When the human forces return to Pandora and threaten the family’s forest-dwelling tribe, Jake and Neytiri take the kids and flee to sanctuary with the Metkayina clan, a water tribe led by Cliff Curtis’ Tonowari and Kate Winslet’s Ronal. It’s a naturally awkward fit at first, Jake and co. needing to adapt to the skills needed in water, which leads to drama between the two tribes, particularly the young ‘uns.
But that takes second position to the threat from Stephen Lang’s Colonel Miles Quaritch – who, despite dying in the first movie, is back as a “recombinant” (a dead human’s memories implanted into an Avatar), who is burning with a desire for revenge against Jake.
The stage is set, then, for another epic confrontation, though Cameron here chooses to keep things more intimate. Instead of waves of Na’vi dealing with masses of human troops and tech, it’s a smaller-scale conflict on two fronts: Quaritch’s grudge and the Avatar version of whalers, who are harvesting a precious raw material from sea creatures that the water tribe consider special.
Given his love of oceans (and deep diving), it’s hardly surprising that it would have seeped into his storytelling over time. Witness The Abyss or his sea-set documentaries. The Way Of Water dives deeply into the idea, presenting the waters of Pandora as a bioluminescent cornucopia of flora and fauna. Like the first film, the vistas and creatures are the movie’s big selling point, and the characters have also evolved, seeming ever more real. There are moments here that make seeing the film on the biggest screen possible a must.

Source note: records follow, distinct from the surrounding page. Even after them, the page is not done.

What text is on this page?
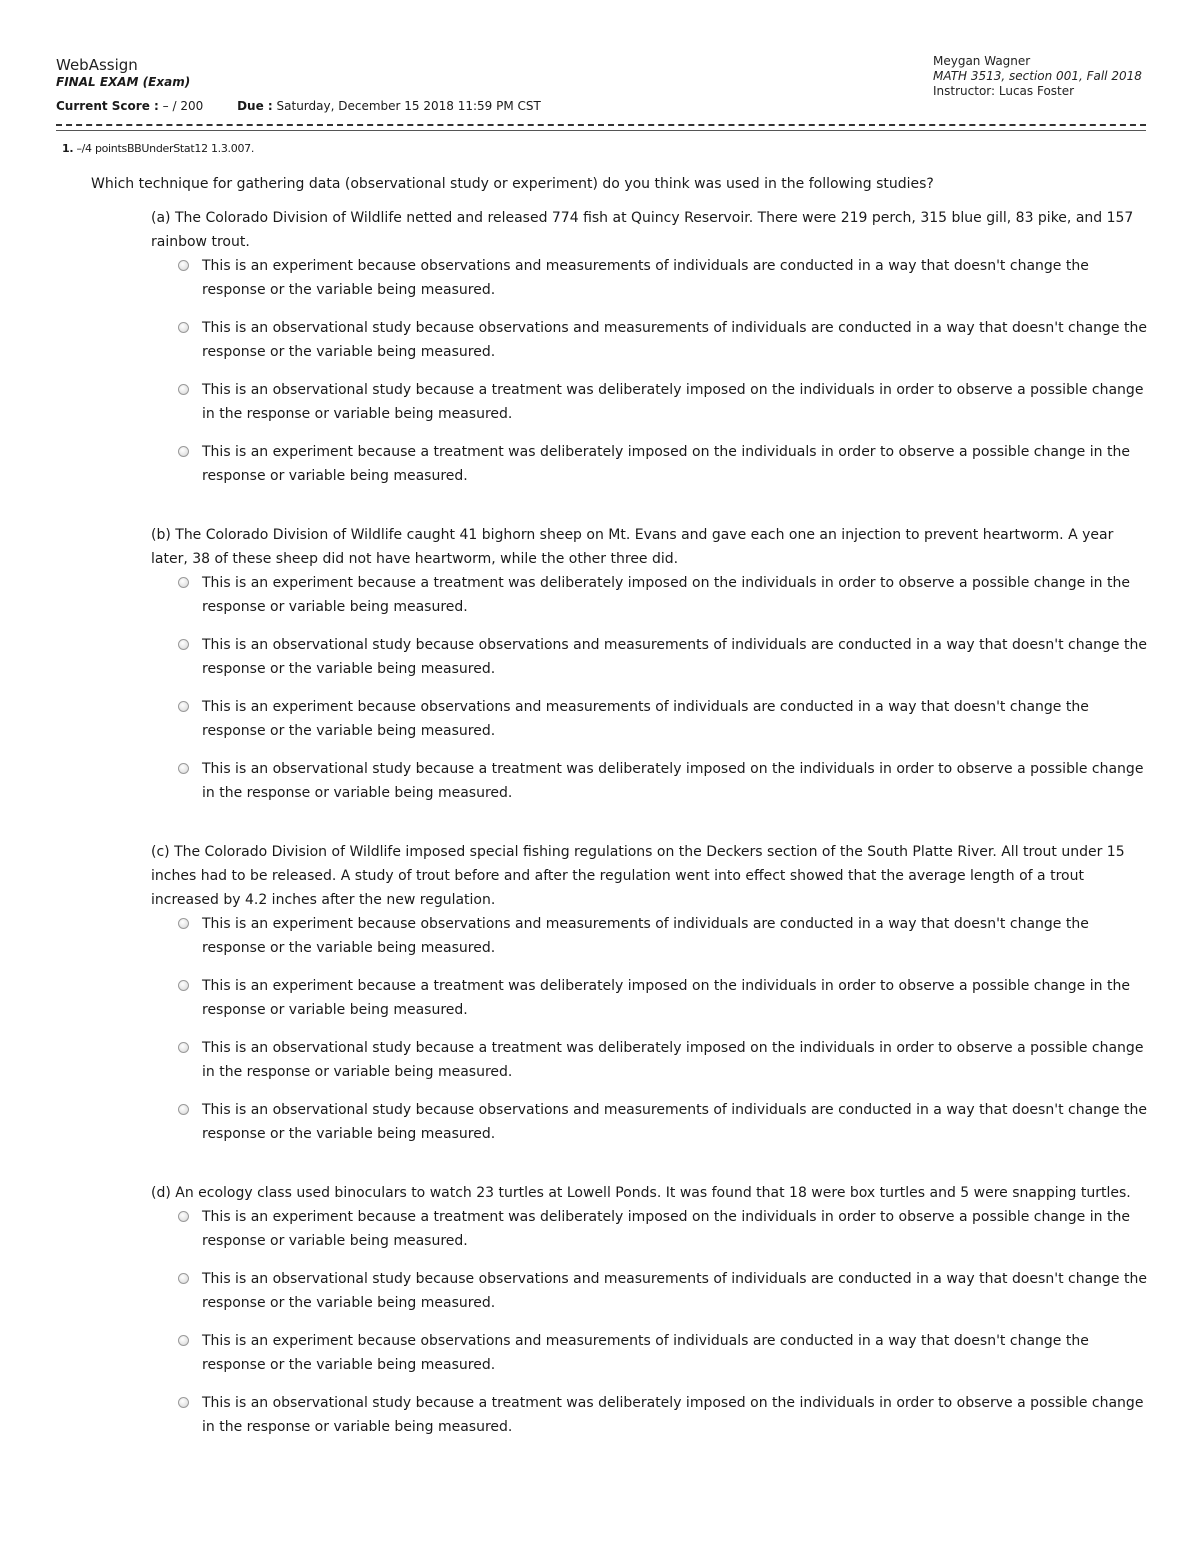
WebAssign
FINAL EXAM (Exam)
Current Score : – / 200	Due : Saturday, December 15 2018 11:59 PM CST
Meygan Wagner
MATH 3513, section 001, Fall 2018
Instructor: Lucas Foster
1. –/4 pointsBBUnderStat12 1.3.007.
Which technique for gathering data (observational study or experiment) do you think was used in the following studies?
(a) The Colorado Division of Wildlife netted and released 774 fish at Quincy Reservoir. There were 219 perch, 315 blue gill, 83 pike, and 157 rainbow trout.
This is an experiment because observations and measurements of individuals are conducted in a way that doesn't change the response or the variable being measured.
This is an observational study because observations and measurements of individuals are conducted in a way that doesn't change the response or the variable being measured.
This is an observational study because a treatment was deliberately imposed on the individuals in order to observe a possible change in the response or variable being measured.
This is an experiment because a treatment was deliberately imposed on the individuals in order to observe a possible change in the response or variable being measured.
(b) The Colorado Division of Wildlife caught 41 bighorn sheep on Mt. Evans and gave each one an injection to prevent heartworm. A year later, 38 of these sheep did not have heartworm, while the other three did.
This is an experiment because a treatment was deliberately imposed on the individuals in order to observe a possible change in the response or variable being measured.
This is an observational study because observations and measurements of individuals are conducted in a way that doesn't change the response or the variable being measured.
This is an experiment because observations and measurements of individuals are conducted in a way that doesn't change the response or the variable being measured.
This is an observational study because a treatment was deliberately imposed on the individuals in order to observe a possible change in the response or variable being measured.
(c) The Colorado Division of Wildlife imposed special fishing regulations on the Deckers section of the South Platte River. All trout under 15 inches had to be released. A study of trout before and after the regulation went into effect showed that the average length of a trout increased by 4.2 inches after the new regulation.
This is an experiment because observations and measurements of individuals are conducted in a way that doesn't change the response or the variable being measured.
This is an experiment because a treatment was deliberately imposed on the individuals in order to observe a possible change in the response or variable being measured.
This is an observational study because a treatment was deliberately imposed on the individuals in order to observe a possible change in the response or variable being measured.
This is an observational study because observations and measurements of individuals are conducted in a way that doesn't change the response or the variable being measured.
(d) An ecology class used binoculars to watch 23 turtles at Lowell Ponds. It was found that 18 were box turtles and 5 were snapping turtles.
This is an experiment because a treatment was deliberately imposed on the individuals in order to observe a possible change in the response or variable being measured.
This is an observational study because observations and measurements of individuals are conducted in a way that doesn't change the response or the variable being measured.
This is an experiment because observations and measurements of individuals are conducted in a way that doesn't change the response or the variable being measured.
This is an observational study because a treatment was deliberately imposed on the individuals in order to observe a possible change in the response or variable being measured.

Unfortunately, while the visuals remain some of the best in the business, the flaws of the first film are also magnified here. If Avatar followed a heroic narrative like it was keeping to a blueprint, the sequel expands out to bratty family dynamics and the cheesiest dialogue this side of a Ritz cracker ad.

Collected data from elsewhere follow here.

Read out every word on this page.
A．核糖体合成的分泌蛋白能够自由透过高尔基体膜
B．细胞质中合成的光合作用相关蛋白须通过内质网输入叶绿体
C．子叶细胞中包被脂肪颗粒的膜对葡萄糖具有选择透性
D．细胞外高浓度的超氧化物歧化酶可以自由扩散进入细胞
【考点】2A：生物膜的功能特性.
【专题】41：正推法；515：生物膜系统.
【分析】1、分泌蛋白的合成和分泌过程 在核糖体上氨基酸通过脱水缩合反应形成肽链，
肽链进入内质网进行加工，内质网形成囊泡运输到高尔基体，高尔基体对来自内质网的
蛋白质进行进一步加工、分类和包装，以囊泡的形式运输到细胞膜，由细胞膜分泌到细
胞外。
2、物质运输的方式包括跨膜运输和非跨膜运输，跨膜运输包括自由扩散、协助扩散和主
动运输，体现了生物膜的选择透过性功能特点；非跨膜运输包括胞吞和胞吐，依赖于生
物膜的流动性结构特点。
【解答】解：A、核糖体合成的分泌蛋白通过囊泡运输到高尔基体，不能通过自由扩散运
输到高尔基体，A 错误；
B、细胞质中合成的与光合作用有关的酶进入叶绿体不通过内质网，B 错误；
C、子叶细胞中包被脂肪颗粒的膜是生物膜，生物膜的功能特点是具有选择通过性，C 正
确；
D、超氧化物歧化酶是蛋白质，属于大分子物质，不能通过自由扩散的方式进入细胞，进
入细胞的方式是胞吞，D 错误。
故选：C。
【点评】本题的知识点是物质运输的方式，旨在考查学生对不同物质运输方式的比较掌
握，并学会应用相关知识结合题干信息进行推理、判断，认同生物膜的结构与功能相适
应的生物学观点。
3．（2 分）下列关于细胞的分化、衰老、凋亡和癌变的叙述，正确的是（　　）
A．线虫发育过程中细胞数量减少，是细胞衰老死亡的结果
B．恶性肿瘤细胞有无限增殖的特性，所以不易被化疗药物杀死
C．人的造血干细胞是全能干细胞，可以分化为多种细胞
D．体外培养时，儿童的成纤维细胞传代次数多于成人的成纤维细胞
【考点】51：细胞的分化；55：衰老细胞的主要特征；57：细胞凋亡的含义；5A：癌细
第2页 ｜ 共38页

Even having set up a writers’ room to figure out the sequels (The Way Of Water is also credited to Rick Jaffa and Amanda Silver), the script lags far behind the design and effects in the innovation stakes. You can certainly argue that Cameron is going for archetypal stories (and he still focuses on character, even if the narrative here is disappointingly bland). Still, while it’s enough of a foundation to support the astounding imagery, there are too many eye-rolling cliches to ignore completely.
Whether you dash out to see this in cinemas mostly depends on your feelings towards the first movie. But the spectacle alone is worth seeing. Event movies rarely come this big, but don’t expect everything to match that scale.
Avatar: The Way Of Water is in US and UK cinemas now.